Les membres de l'Aube dorée rencontrés sur place par les journalistes ont alors promis “ une vengeance impitoyable car le cercle du sang a été inauguré ce soir ”, et pour ce qui reste de l'esprit libre dans ce pays (fort heureusement il en reste suffisamment après trois ans de guerre économique, sociale et psychologique initiée par la Troïka, faisant de notre pays... un simulateur de camp de concentration de type II car grandeur nature), on admettra sans même hésiter un seul instant que ce n'est pas en assassinant les néonazis que la démocratie triomphera.

D'ailleurs c'est plutôt le contraire, déjà et ne l'oublions pas, le premier danger qui menace la démocratie en Grèce n'est pas celui de l'Aube dorée mais la politique de la Troïka ainsi que la méta-démocratie... réellement appliquée par nos dirigeants lesquels après le double assassinat du 1er novembre (avec ou sans revendication de cet acte) tenteront à réactiver leur sinistre “théorie des deux extrêmes”.

L'Aube dorée, authentiquement néonazie devient autant ce piège commode pour certains et fort dangereux pour tout un peuple à la mémoire assez longue... allant jusqu'à la guerre civile. Comme par hasard, et comme au même moment où certains néonazis et aubedoriens avaient assassiné Pavlos Fyssas, le pseudo-gouvernement d'Athènes faisait face à une vague de protestation populaire dans les rues, autant qu'à une attitude abominable d'une Troïka intraitable. On sait pourtant ne plus s'y tromper. Dans son édition électronique datée du 2 novembre c'est par la force d'un dessin que notre hebdomadaire satirique et politique “To Pontiki” souligne ainsi l'évidence: “ En Grèce, toutes les balles sont fabriquées par la Troïka ”.  

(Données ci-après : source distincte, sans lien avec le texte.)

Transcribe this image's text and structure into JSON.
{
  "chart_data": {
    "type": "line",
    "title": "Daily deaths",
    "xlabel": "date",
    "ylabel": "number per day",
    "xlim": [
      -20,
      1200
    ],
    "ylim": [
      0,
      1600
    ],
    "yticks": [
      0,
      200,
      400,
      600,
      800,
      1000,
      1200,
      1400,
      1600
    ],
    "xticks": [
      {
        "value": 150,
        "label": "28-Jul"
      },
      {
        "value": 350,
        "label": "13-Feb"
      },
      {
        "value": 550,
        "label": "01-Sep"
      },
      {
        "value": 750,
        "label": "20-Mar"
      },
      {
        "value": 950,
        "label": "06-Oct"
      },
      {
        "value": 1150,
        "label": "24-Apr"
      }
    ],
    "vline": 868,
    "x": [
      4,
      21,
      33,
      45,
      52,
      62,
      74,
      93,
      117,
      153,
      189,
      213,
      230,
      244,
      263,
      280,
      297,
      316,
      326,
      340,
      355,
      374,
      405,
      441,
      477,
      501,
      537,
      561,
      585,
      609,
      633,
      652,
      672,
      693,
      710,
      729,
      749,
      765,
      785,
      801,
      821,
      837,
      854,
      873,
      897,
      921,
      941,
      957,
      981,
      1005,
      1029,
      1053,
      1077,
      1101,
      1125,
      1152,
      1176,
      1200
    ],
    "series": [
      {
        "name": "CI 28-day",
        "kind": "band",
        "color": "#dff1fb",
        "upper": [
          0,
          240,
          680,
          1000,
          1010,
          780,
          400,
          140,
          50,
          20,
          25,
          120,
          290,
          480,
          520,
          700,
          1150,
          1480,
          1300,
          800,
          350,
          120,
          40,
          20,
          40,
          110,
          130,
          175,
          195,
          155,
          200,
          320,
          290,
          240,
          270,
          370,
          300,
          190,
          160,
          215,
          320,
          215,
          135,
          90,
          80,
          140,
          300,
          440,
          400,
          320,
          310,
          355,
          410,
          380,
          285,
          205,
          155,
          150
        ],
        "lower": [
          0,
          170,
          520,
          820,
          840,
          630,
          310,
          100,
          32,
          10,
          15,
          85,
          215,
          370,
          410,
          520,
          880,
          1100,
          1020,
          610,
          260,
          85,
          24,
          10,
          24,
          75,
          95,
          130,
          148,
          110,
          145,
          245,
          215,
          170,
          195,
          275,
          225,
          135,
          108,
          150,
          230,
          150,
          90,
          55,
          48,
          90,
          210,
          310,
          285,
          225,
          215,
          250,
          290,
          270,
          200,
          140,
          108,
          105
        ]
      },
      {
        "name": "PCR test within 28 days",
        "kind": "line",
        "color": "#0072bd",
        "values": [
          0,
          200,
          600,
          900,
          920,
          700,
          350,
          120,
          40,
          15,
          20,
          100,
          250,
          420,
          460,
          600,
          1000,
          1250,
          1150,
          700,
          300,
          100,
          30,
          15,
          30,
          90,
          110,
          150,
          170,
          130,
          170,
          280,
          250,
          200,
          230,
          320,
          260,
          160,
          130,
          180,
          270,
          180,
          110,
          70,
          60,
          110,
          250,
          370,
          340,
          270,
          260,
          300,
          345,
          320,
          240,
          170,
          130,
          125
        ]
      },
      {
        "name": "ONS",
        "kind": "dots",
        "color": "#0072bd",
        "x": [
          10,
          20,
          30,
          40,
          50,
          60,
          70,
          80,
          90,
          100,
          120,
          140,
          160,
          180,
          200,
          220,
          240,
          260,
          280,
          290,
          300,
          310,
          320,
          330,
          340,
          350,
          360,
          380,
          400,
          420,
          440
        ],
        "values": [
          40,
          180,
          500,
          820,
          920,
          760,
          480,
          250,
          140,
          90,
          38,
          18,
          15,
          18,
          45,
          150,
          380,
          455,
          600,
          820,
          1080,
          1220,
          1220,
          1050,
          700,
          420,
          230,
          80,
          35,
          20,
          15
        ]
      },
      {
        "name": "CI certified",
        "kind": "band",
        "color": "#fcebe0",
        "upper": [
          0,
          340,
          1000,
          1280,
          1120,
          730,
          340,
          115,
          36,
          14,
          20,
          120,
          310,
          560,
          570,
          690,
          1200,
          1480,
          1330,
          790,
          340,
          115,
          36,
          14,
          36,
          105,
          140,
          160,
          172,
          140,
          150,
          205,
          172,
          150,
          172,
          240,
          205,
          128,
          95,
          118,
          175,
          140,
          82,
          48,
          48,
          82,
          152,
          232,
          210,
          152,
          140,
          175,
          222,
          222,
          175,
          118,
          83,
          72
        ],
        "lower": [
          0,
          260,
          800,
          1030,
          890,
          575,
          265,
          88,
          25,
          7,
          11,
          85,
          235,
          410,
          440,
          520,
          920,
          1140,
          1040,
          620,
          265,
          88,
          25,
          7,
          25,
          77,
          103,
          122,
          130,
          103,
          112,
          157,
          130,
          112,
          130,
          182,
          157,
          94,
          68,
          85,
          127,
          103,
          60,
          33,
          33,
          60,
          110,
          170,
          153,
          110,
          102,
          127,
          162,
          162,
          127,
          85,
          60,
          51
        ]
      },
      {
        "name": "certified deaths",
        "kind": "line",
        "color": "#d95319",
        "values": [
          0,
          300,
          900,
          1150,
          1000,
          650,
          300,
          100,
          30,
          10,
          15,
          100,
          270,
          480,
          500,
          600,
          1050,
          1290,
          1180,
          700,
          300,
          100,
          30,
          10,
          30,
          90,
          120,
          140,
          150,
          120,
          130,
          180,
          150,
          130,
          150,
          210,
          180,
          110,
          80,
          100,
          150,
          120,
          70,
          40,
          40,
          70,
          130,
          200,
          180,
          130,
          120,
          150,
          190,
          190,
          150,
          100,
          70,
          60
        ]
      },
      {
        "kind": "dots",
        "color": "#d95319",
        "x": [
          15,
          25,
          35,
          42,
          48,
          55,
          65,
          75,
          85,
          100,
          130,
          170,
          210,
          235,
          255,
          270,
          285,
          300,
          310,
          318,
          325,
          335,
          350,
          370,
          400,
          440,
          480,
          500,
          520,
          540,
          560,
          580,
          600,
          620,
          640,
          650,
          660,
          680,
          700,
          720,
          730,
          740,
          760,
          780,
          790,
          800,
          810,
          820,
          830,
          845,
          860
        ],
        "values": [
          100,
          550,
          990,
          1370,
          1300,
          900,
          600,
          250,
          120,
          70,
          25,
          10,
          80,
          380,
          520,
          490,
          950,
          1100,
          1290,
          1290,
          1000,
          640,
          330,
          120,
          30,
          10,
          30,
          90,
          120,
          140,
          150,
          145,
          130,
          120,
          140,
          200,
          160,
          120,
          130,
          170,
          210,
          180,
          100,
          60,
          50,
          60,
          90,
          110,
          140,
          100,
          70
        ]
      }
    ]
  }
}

En Grèce toutes les balles sont fabriquées par la Troïka


On sait aussi comment le chaos peut être orchestré ou attisé dans certains pays pour ensuite “légitimer” ces opération de maintient de l'ordre (parfois... plus nouveau que jamais) qui de fait, ne feront que pérenniser les catastrophes humanitaires et surtout la mainmise sur de vastes territoires. Et la Grèce, s'apparente déjà à un territoire administré depuis l'étranger, telle est du moins l'opinion la mieux partagée par l'immense majorité des Grecs en ce moment.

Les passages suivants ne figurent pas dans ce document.